La pieza “El vaso del Sajal” tiene un texto jeroglífico
CIUDAD DE MÉXICO (El Universal).— Una vasija estilo Chocholá, grabada con un texto jeroglífico, cuyo tipo data de finales del período Clásico Temprano al Clásico Tardío (600 y 800 después de Cristo), fue recuperada cerca de Maxcanú en el Proyecto Marco de Salvamento Arqueológico Tren Maya, informó ayer el Instituto Nacional de Antropología e Historia (INAH).
La pieza denominada “El vaso del Sajal” fue recuperada por la arqueóloga Susana Echeverría Castillo el 28 de junio pasado y formaba parte de una ofrenda recuperada en el tramo 3 de la obra ferroviaria, que corre entre Calkiní e Izamal.
La arqueóloga explica que la pieza “fue recuperada en un contexto que probablemente corresponda a un depósito mortuorio, identificado como cista, debajo de un nivel de piso de estuco”.
“La pieza se encontró de costado, con el borde hacia el Sur; muy cerca se identificó la presencia de restos óseos humanos que podrían corresponder a huesos largos de las extremidades inferiores”.
Las vasijas Chocholá se caracterizan por presentar texto jeroglífico y pueden o no presentar escenas iconográficas.
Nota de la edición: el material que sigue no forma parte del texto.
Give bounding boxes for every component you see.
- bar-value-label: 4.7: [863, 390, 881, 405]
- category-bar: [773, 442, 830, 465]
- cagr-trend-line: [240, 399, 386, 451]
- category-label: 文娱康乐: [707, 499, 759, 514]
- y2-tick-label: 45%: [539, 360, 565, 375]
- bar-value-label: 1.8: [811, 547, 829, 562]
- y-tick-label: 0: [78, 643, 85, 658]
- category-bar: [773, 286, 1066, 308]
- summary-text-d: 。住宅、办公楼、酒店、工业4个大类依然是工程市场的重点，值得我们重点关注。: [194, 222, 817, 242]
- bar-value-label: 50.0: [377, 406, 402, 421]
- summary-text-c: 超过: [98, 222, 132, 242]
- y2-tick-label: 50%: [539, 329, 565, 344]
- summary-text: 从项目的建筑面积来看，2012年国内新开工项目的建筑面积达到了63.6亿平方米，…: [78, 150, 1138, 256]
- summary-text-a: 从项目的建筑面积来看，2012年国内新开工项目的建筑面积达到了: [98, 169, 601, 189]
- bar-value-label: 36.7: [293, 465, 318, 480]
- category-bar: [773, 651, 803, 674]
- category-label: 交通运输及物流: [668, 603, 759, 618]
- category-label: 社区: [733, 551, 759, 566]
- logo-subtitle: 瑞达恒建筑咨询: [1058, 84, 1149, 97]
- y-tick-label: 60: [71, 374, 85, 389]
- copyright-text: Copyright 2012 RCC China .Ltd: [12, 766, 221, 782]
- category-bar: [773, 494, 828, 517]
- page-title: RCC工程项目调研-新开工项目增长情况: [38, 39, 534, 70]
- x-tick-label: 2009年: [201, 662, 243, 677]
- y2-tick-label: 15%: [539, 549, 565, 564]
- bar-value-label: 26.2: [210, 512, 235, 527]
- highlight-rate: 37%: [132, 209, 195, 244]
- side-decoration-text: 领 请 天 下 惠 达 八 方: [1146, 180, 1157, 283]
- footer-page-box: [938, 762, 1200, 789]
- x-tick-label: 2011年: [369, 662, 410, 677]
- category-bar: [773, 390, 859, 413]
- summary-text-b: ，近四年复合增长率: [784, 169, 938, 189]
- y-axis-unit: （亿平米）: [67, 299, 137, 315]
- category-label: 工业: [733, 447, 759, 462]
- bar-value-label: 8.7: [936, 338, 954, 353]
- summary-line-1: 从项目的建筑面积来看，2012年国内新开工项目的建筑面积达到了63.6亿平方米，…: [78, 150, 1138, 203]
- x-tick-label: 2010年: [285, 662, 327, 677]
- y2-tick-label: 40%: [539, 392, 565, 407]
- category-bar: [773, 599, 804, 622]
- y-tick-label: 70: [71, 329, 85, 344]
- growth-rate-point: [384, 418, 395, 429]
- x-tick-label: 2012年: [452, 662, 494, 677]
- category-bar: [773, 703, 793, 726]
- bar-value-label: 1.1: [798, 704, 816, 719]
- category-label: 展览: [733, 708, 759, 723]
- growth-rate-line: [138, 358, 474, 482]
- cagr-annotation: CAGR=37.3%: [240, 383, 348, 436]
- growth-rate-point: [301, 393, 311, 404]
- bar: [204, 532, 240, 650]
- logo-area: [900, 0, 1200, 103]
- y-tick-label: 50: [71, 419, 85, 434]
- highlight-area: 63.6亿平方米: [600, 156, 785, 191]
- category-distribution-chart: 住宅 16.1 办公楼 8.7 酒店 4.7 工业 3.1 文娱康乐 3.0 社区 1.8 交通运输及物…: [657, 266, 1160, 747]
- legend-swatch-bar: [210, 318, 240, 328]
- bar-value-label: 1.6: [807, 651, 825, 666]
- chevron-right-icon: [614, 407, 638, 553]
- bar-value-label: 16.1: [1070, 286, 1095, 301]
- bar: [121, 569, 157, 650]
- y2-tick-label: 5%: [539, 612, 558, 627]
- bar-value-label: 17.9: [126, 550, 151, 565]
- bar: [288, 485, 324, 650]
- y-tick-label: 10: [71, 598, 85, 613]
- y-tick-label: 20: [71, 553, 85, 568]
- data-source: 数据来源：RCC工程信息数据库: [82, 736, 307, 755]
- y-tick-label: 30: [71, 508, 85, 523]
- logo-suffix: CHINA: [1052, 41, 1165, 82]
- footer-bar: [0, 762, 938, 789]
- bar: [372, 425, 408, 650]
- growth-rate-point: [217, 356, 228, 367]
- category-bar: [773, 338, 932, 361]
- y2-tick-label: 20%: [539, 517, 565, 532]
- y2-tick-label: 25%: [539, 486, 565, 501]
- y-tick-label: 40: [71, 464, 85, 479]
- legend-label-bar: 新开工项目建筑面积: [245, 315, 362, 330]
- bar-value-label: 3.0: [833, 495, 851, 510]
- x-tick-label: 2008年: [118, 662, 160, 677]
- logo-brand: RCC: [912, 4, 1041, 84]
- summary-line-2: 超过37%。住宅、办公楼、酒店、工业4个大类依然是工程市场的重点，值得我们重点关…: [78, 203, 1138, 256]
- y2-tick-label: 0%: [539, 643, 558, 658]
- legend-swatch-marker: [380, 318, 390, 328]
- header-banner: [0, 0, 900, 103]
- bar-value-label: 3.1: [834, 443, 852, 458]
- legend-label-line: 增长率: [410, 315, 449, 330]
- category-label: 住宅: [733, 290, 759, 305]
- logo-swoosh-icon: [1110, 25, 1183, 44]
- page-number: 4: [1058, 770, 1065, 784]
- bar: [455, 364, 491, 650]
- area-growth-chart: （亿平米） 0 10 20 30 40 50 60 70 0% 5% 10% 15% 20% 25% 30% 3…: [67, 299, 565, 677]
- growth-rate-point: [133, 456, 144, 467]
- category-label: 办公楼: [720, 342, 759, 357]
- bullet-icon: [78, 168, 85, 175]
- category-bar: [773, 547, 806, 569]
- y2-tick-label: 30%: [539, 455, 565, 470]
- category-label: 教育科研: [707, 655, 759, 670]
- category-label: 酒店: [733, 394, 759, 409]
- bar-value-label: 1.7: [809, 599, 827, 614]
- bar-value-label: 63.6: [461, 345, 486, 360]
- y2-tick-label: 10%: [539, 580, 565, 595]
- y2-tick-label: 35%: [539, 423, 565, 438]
Por lo general, en aquéllas que sí lo llevan la escritura corresponde a una Secuencia Primaria Estándar o frase dedicatoria, la cual describe al objeto, menciona al propietario (en algunas ocasiones junto con los títulos que ostentaba y el posible contenido.
De acuerdo con el estudio epigráfico del arqueólogo Ricardo Abraham Mateo Canul, del equipo de salvamento arqueológico del Proyecto Tren Maya, el texto de la vasija consiste en cinco cartuchos glíficos que son leídos así: A1 u jay (u-ja-yi) “Es su taza”; B1 yuk’ib (yu-k’i-bi) “su vaso”; C1 ta yutal (ta-yu-ta) “para su afrutado”; D1 tsihil kakawa (tsi-li-ka-wa) “cacao fresco o nuevo”; D1 Sajal (sa-ja-la) “del Sajal”.
A semejanza de otras piezas reportadas de este tipo, el texto de “El vaso del Sajal” puede traducirse como “cacao nuevo o fresco”.
Mateo Canul, quien lleva al cabo el análisis epigráfico de la vasija, detalla que son pocas las vasijas con estas características que se han recuperado en su contexto original de ajuares mortuorios.
Agrega que también se han encontrado como parte de basureros en sitios de mayor jerarquía, así como en los rellenos constructivos de sitios de menor rango, “lo que propicia una discusión más amplia sobre su significado y la relación que guardaban con la élite gobernante, aunado a la distinción de rango a la que hacen referencia, lo que no descarta la idea que probablemente fueran obsequios del gobernante hacia sus colaboradores más cercanos, como lo propuso el epigrafista ya fallecido Alfonso Lacadena en un texto publicado en 2008”.
El estilo
El estilo de vasijas Chocholá fue nombrado así por el arqueólogo y epigrafista estadounidense Michel D. Coe en su libro “The Maya Scribe and His World”, debido a que la mayoría de las piezas presentadas en dicho catálogo habían sido adquiridas en la zona de Chocholá por los coleccionistas.